Two nights later, I heard the rocket go over my tent but didn't hear the impact. In Iraq, I'd not only hear the rockets and mortars impact, I'd feel it. I'd wake up on the floor of my hut, my hands covering my head, my lungs giving my heart a bearhug as it tried to set the beats per minute world record. Not being cavalier, but this just hasn't bothered me in Afghanistan. I signed in and went right back to sleep.
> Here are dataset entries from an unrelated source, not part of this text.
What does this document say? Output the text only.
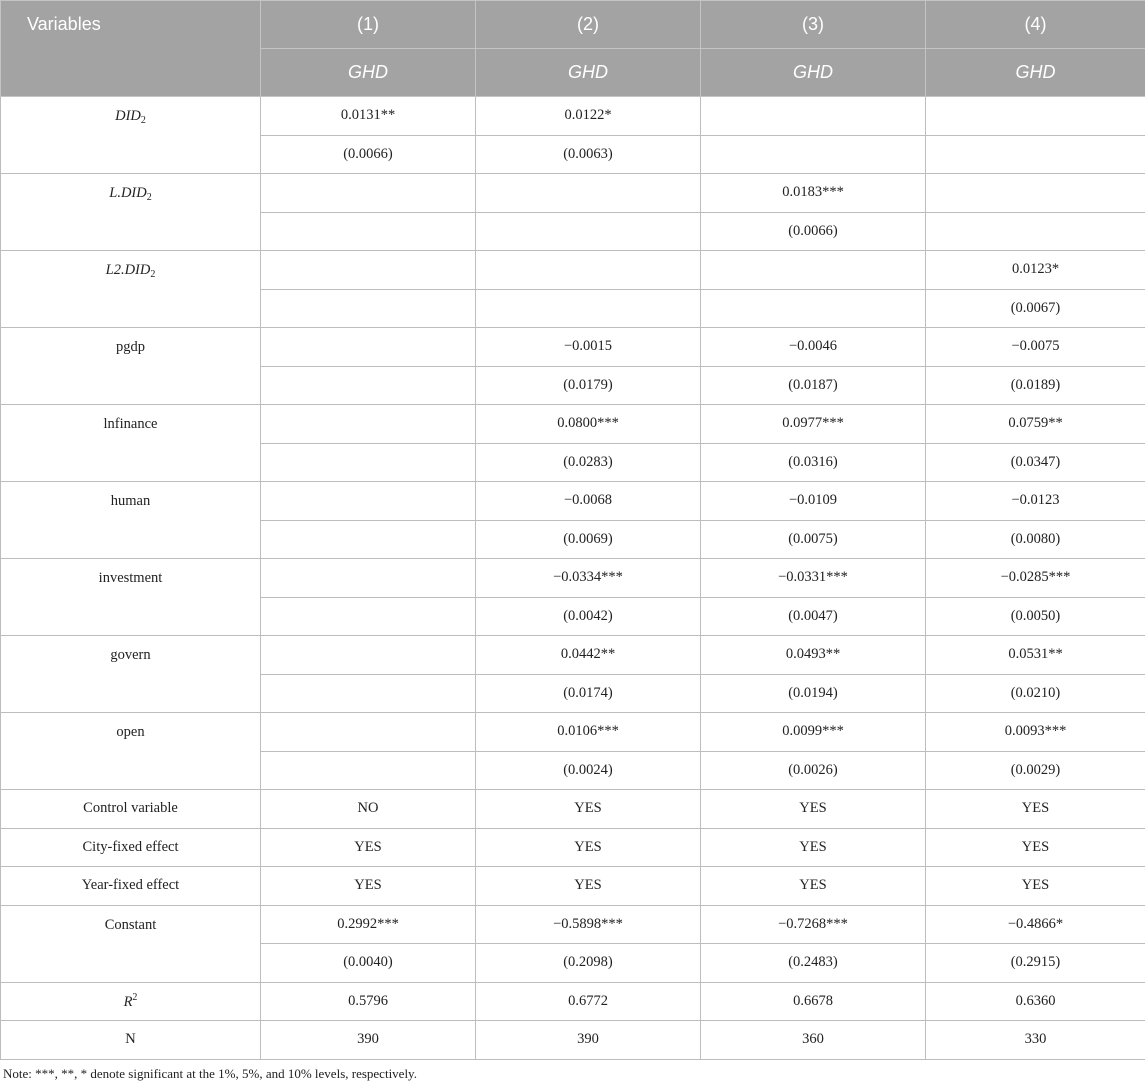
Variables	(1)	(2)	(3)	(4)
	GHD	GHD	GHD	GHD
$DID_2$	0.0131**	0.0122*		
	(0.0066)	(0.0063)		
$L.DID_2$			0.0183***	
			(0.0066)	
$L2.DID_2$				0.0123*
				(0.0067)
pgdp		−0.0015	−0.0046	−0.0075
		(0.0179)	(0.0187)	(0.0189)
lnfinance		0.0800***	0.0977***	0.0759**
		(0.0283)	(0.0316)	(0.0347)
human		−0.0068	−0.0109	−0.0123
		(0.0069)	(0.0075)	(0.0080)
investment		−0.0334***	−0.0331***	−0.0285***
		(0.0042)	(0.0047)	(0.0050)
govern		0.0442**	0.0493**	0.0531**
		(0.0174)	(0.0194)	(0.0210)
open		0.0106***	0.0099***	0.0093***
		(0.0024)	(0.0026)	(0.0029)
Control variable	NO	YES	YES	YES
City-fixed effect	YES	YES	YES	YES
Year-fixed effect	YES	YES	YES	YES
Constant	0.2992***	−0.5898***	−0.7268***	−0.4866*
	(0.0040)	(0.2098)	(0.2483)	(0.2915)
$R^2$	0.5796	0.6772	0.6678	0.6360
N	390	390	360	330
Note: ***, **, * denote significant at the 1%, 5%, and 10% levels, respectively.
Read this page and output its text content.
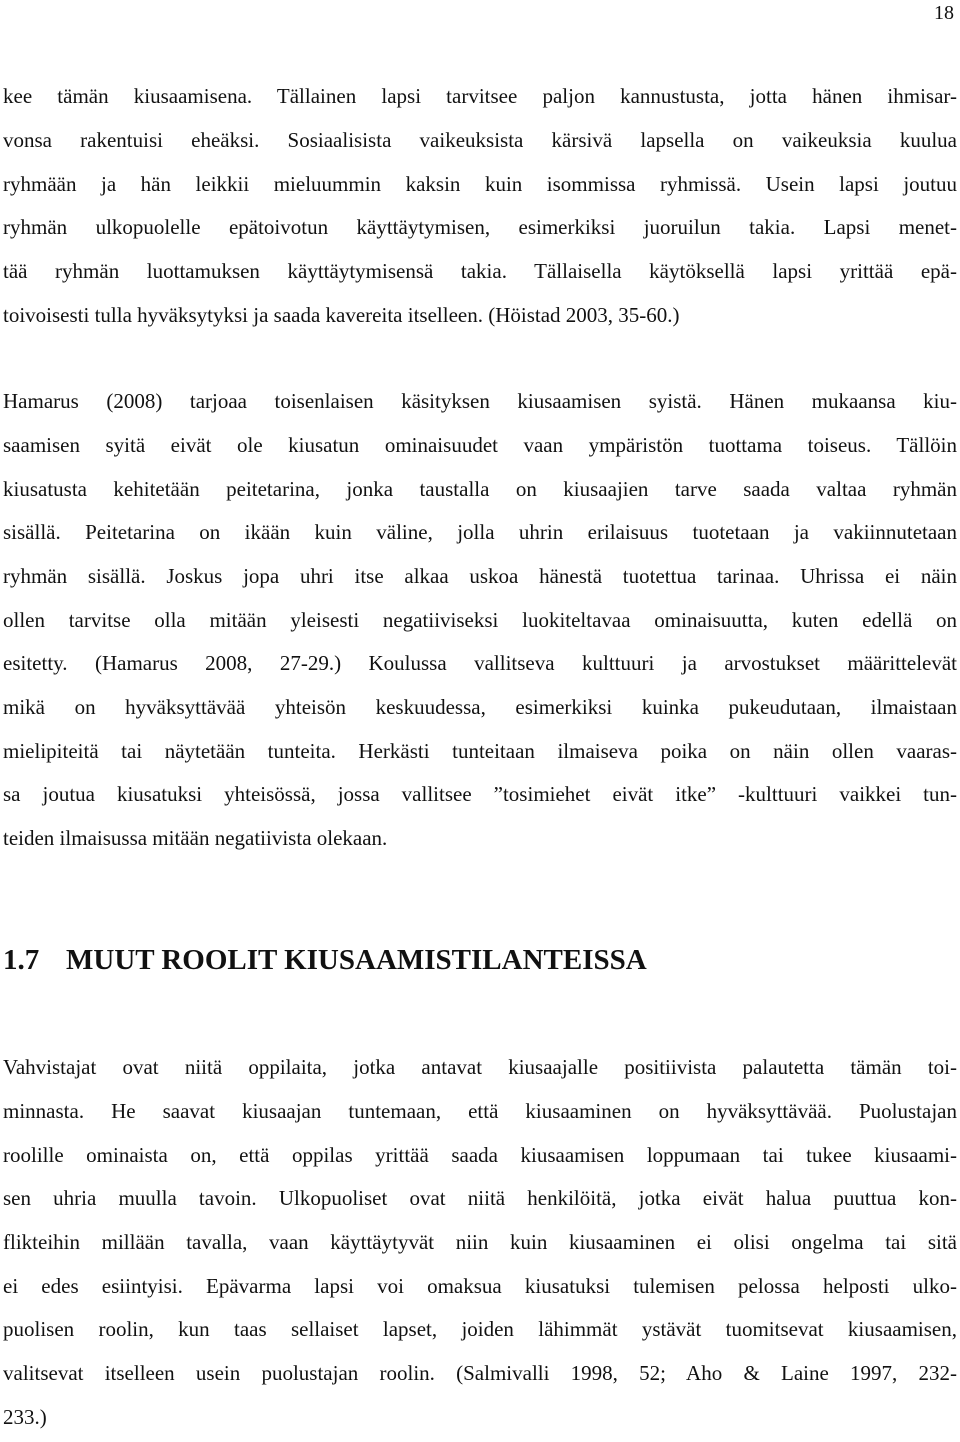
18
kee tämän kiusaamisena. Tällainen lapsi tarvitsee paljon kannustusta, jotta hänen ihmisar-
vonsa rakentuisi eheäksi. Sosiaalisista vaikeuksista kärsivä lapsella on vaikeuksia kuulua
ryhmään ja hän leikkii mieluummin kaksin kuin isommissa ryhmissä. Usein lapsi joutuu
ryhmän ulkopuolelle epätoivotun käyttäytymisen, esimerkiksi juoruilun takia. Lapsi menet-
tää ryhmän luottamuksen käyttäytymisensä takia. Tällaisella käytöksellä lapsi yrittää epä-
toivoisesti tulla hyväksytyksi ja saada kavereita itselleen. (Höistad 2003, 35-60.)
Hamarus (2008) tarjoaa toisenlaisen käsityksen kiusaamisen syistä. Hänen mukaansa kiu-
saamisen syitä eivät ole kiusatun ominaisuudet vaan ympäristön tuottama toiseus. Tällöin
kiusatusta kehitetään peitetarina, jonka taustalla on kiusaajien tarve saada valtaa ryhmän
sisällä. Peitetarina on ikään kuin väline, jolla uhrin erilaisuus tuotetaan ja vakiinnutetaan
ryhmän sisällä. Joskus jopa uhri itse alkaa uskoa hänestä tuotettua tarinaa. Uhrissa ei näin
ollen tarvitse olla mitään yleisesti negatiiviseksi luokiteltavaa ominaisuutta, kuten edellä on
esitetty. (Hamarus 2008, 27-29.) Koulussa vallitseva kulttuuri ja arvostukset määrittelevät
mikä on hyväksyttävää yhteisön keskuudessa, esimerkiksi kuinka pukeudutaan, ilmaistaan
mielipiteitä tai näytetään tunteita. Herkästi tunteitaan ilmaiseva poika on näin ollen vaaras-
sa joutua kiusatuksi yhteisössä, jossa vallitsee ”tosimiehet eivät itke” -kulttuuri vaikkei tun-
teiden ilmaisussa mitään negatiivista olekaan.
1.7 MUUT ROOLIT KIUSAAMISTILANTEISSA
Vahvistajat ovat niitä oppilaita, jotka antavat kiusaajalle positiivista palautetta tämän toi-
minnasta. He saavat kiusaajan tuntemaan, että kiusaaminen on hyväksyttävää. Puolustajan
roolille ominaista on, että oppilas yrittää saada kiusaamisen loppumaan tai tukee kiusaami-
sen uhria muulla tavoin. Ulkopuoliset ovat niitä henkilöitä, jotka eivät halua puuttua kon-
flikteihin millään tavalla, vaan käyttäytyvät niin kuin kiusaaminen ei olisi ongelma tai sitä
ei edes esiintyisi. Epävarma lapsi voi omaksua kiusatuksi tulemisen pelossa helposti ulko-
puolisen roolin, kun taas sellaiset lapset, joiden lähimmät ystävät tuomitsevat kiusaamisen,
valitsevat itselleen usein puolustajan roolin. (Salmivalli 1998, 52; Aho & Laine 1997, 232-
233.)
8. In Phoenix, the hangar that I sleep in counts as a "hardened structure", meaning that in case of rockets or mortars we are safe in there. I'm amazed by American technological advances. Apparently, we've come up with a an aluminum that can repel incoming explosive projectiles. That, or idiotically, the powers that be simply slapped a sign that says "hardened structure" on a death trap. It's okay though, should a rocket hit, it's not like it would send secondary shrapnel from the aluminum roof all over the place. Waitaminute...

Actually, there are bunkers just out back of the hangar, so they must have realized that aluminum does not make good protective material. Oh wait, the bunkers are aluminum tractor trailer boxes with no sandbagging. I'm starting to think they just want a place where they can corral all the dead bodies.